Les «gilets jaunes» ont en plus une vertu: plus leur mouvement dure et plus il s’enracine, plus les thèses défendues par les populistes au pouvoir en Italie gagnent en crédibilité. Ce qui pouvait encore apparaître comme une exception péninsulaire et méditerranéenne devient, si la France bascule à son tour dans le populisme, une évidence continentale.

Pas étonnant, dès lors, que Luigi Di Maio ait proposé aux protestataires français, sur son blog, «d’organiser des événements sur le territoire», de «choisir des candidats», de «définir le programme électoral» en vue d’une potentielle liste aux élections européennes et de mettre à leur disposition la plate-forme numérique «Rousseau» de son mouvement. Pas étonnant aussi que le ministre italien du Travail, souligne les similitudes entre les manifestations françaises et l’émergence de son propre mouvement, qui s’est toujours revendiqué de la démocratie directe contre la démocratie représentative. «Notre système est pensé pour un mouvement horizontal et spontané comme le vôtre et nous serons heureux si vous voulez l’utiliser», a expliqué le vice-premier ministre italien. Traduisez: nos méthodes ont fait leurs preuves. Elles sont à votre disposition.

Une France affaiblie

Sur le papier, la France n’est pas un terrain de chasse aisé. Entre la France Insoumise de Jean-Luc Mélenchon et le Rassemblement national de Marine Le Pen, le ratissage politique souverainiste, eurosceptique et populiste semble bien verrouillé. Sauf que ni l’un ni l’autre n’ont pour l’heure réussi – malgré leurs tentatives – à mettre les «gilets jaunes» sous coupe réglée. Et que l’actuel gouvernement italien a plutôt intérêt à une France faible, chaotique, affaiblie à Bruxelles.

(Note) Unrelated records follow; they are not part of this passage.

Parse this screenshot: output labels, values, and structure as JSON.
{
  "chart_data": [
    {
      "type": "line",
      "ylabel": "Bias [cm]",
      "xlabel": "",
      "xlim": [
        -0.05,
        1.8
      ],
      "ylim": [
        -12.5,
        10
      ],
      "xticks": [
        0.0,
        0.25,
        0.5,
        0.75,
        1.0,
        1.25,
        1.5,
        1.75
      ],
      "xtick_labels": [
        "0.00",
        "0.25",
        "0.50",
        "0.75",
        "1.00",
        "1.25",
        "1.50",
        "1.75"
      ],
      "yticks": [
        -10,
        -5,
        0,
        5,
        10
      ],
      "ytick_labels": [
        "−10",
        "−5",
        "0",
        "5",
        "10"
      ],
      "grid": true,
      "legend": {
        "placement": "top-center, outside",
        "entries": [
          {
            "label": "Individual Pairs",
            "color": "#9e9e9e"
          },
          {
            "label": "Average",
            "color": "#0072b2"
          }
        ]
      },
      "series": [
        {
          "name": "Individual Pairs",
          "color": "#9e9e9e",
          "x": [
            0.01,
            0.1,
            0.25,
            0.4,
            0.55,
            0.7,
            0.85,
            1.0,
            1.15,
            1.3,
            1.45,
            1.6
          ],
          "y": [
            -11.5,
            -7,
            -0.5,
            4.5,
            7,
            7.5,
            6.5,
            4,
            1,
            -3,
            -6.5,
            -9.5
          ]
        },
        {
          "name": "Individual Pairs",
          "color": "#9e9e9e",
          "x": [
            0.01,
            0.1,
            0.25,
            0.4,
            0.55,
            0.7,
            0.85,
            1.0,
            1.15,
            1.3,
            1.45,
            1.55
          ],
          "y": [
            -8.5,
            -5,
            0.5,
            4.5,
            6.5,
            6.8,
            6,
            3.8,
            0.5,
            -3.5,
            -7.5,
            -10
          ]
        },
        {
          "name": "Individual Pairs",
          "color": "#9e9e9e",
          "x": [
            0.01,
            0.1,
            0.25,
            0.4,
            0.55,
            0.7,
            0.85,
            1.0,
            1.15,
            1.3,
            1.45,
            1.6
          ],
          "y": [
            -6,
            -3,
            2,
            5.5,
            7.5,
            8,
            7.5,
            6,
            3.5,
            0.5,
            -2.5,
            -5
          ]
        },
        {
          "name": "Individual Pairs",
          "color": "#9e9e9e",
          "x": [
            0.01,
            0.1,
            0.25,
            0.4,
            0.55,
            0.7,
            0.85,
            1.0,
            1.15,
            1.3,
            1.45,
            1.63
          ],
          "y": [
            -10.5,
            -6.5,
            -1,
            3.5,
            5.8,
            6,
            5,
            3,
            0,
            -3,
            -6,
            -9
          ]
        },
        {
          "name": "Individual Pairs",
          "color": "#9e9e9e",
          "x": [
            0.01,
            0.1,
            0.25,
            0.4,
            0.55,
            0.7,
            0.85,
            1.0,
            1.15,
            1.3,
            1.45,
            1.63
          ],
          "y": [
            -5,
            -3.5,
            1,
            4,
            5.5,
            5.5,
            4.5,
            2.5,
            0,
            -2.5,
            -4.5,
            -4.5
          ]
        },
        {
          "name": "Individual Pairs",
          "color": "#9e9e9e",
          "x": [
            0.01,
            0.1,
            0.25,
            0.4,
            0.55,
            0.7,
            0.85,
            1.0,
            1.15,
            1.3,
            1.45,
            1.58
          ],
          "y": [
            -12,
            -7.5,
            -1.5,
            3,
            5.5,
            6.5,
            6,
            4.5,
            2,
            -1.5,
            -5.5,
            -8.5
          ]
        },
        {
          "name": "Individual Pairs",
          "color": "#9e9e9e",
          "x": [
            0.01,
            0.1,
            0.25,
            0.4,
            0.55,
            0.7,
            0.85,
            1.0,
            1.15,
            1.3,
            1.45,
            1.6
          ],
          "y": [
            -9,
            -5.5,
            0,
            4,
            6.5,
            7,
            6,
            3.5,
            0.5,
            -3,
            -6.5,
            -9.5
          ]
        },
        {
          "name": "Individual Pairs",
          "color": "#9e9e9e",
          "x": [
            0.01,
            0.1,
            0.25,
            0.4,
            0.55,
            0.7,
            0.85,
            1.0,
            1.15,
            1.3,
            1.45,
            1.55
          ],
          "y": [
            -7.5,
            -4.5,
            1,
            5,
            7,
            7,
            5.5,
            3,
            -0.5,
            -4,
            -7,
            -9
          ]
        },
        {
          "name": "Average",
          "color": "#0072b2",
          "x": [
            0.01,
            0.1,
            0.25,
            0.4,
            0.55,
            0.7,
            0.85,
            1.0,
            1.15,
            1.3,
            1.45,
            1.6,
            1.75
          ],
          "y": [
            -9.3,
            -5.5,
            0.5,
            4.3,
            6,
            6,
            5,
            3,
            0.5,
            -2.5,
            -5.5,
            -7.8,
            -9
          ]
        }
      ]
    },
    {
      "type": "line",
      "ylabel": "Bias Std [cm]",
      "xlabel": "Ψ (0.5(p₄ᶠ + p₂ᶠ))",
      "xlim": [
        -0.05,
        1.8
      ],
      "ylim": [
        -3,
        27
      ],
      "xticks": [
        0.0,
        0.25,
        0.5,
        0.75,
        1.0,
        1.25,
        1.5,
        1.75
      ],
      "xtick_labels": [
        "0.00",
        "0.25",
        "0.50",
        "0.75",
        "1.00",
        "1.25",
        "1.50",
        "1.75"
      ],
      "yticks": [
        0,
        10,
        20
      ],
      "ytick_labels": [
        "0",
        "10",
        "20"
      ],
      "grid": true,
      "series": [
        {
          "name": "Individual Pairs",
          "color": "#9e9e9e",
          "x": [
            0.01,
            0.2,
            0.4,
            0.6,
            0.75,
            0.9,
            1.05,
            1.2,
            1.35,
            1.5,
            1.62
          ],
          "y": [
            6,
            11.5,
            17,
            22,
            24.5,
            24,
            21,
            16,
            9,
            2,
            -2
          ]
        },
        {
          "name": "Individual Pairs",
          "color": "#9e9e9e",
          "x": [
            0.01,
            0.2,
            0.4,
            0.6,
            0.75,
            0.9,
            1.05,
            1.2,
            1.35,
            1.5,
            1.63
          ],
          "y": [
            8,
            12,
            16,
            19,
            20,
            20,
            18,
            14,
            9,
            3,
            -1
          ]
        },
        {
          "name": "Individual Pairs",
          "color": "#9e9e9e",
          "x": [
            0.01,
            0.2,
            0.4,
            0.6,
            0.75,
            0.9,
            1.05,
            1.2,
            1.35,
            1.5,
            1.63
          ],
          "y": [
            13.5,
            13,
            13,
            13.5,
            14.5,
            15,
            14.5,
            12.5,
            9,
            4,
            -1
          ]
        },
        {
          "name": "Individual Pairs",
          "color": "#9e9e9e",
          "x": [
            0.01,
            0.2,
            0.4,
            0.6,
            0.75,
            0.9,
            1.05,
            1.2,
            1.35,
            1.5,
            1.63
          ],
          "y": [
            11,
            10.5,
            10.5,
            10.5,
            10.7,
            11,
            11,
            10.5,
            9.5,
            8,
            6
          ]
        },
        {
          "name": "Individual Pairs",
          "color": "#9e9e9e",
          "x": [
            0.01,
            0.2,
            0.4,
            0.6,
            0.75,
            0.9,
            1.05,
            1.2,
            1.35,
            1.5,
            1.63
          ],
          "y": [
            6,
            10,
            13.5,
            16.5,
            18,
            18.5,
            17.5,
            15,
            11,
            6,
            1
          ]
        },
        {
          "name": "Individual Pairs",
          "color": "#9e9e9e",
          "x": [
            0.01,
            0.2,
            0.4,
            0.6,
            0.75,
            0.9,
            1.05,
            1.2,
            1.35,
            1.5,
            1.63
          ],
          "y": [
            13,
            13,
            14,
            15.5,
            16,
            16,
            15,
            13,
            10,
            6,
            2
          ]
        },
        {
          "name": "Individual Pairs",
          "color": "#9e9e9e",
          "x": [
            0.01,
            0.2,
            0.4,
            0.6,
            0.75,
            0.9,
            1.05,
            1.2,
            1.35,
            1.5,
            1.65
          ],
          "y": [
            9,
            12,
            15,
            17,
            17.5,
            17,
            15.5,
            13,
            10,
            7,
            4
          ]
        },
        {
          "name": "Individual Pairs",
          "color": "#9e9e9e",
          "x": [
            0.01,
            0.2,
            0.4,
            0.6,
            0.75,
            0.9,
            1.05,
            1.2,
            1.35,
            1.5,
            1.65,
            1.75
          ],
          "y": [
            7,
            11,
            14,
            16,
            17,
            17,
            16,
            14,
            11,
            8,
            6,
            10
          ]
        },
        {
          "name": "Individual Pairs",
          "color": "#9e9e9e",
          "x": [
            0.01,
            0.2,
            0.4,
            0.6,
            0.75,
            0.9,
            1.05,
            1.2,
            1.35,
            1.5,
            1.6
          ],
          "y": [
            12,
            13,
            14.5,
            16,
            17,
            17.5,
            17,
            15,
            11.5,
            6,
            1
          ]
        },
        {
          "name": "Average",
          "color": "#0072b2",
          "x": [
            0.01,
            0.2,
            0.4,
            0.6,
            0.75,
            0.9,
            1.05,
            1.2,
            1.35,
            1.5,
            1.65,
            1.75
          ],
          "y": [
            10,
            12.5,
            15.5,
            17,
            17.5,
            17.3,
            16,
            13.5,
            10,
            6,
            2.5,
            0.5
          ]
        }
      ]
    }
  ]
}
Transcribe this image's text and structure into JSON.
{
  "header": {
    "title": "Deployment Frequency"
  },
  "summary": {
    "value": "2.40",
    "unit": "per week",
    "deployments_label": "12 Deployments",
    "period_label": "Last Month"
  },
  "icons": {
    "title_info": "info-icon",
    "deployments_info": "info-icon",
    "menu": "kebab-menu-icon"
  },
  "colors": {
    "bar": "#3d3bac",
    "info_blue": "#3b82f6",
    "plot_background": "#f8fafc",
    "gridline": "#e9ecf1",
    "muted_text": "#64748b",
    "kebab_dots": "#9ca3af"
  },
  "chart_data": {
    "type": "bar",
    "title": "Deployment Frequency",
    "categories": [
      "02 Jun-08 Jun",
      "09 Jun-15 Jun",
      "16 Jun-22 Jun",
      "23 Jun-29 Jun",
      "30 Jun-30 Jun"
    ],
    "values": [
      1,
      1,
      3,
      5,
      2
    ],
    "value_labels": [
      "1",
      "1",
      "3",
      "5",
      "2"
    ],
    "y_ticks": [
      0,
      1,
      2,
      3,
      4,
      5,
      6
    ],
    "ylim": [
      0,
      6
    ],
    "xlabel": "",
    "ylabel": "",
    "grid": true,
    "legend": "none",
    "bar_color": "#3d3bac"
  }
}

Mieux: une bataille politique italienne interposée se joue aussi sur le terrain de l’Hexagone. Sorti de nulle part, éclaté en différentes tendances, issu de la société civile, le Mouvement 5 étoiles voit d’un assez bon œil ces «gilets jaunes» hors carcan politique, sorte d’accélérateur européen du populisme de la base, face à la tendance nationaliste et pyramidale représentée par la Lega de Salvini. Lequel est pour sa part beaucoup plus proche du Rassemblement national de Marine Le Pen et des thèses propagées au cours de ses tournées européennes par Steve Bannon, l’ex-conseiller de Donald Trump.